Recorded in May 2010 at The Bridge Recording in Glendale, California, and produced by Tim Weston, Junk Wagon's nine expansive tracks were all written and arranged by Daversa, who serves as the album's director as well as playing trumpet, EVI (Electric Valve Instrument), piano and singing. A large cast of woodwinds, brass and a razor-sharp rhythm section bring Daversa's songs to glorious, multi-hued fruition, anticipating each unexpected twist of phrase and new splash of sonic color. The basic big band is augmented by a bevy of guest players on various horns, plus several additional vocalists on the lead track, the stunning “The Bridge, Part 1."

John Daversa has long been a fixture around the Los Angeles area, where he performs with his Progressive Big Band as well as his own, appropriately named John Daversa Small Group. John is also active as a producer (James Tormé's debut studio album, Love for Sale) and an educator (USC's Thornton School of Music, where he is a faculty member), and has worked as a sideman for artists as diverse as Burt Bacharach, the Yellowjackets, Sheryl Crow, Dr. Dre and Michael Buble.

Above all, it's his superb musicianship that gains Daversa respect from all who encounter him. Said the Los Angeles Times, “Daversa gets sounds to come out of his little red trumpet like you never heard.
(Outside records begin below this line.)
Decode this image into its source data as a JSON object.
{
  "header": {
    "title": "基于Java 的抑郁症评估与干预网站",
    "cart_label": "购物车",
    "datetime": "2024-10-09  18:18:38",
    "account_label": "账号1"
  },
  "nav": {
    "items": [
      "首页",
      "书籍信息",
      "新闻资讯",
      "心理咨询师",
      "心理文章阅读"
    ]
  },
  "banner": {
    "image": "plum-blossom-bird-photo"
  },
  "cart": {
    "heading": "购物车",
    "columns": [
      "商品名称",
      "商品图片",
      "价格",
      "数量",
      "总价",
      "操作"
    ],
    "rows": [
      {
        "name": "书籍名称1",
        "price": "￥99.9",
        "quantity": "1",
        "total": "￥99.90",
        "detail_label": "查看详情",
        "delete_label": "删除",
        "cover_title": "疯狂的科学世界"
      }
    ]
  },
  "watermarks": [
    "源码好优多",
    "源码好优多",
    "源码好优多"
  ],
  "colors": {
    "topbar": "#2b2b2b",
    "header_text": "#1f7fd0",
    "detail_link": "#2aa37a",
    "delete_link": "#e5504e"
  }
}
The band itself ditto, as if Duke Ellington and Béla Bartók had come down from on high and written some brilliant 21st century music for a big band of Berklee post-graduate superstars."

In his liner notes for Junk Wagon, Mintzer writes, “John Daversa is one of those rare musicians who is an incredible soloist and an accomplished orchestrator, a composer with an identifiable voice, and an articulate artist who does things in a focused way, always with a clear vision of the hows and whys."

Jonathan Losk, the album's executive producer, says in the album's notes that “The passion, love, sweat, joy, funk, playfulness and intelligence are in the music. You can hear it." That just about nails it. But only after hearing Junk Wagon yourself will you fully appreciate just how spot-on that statement is.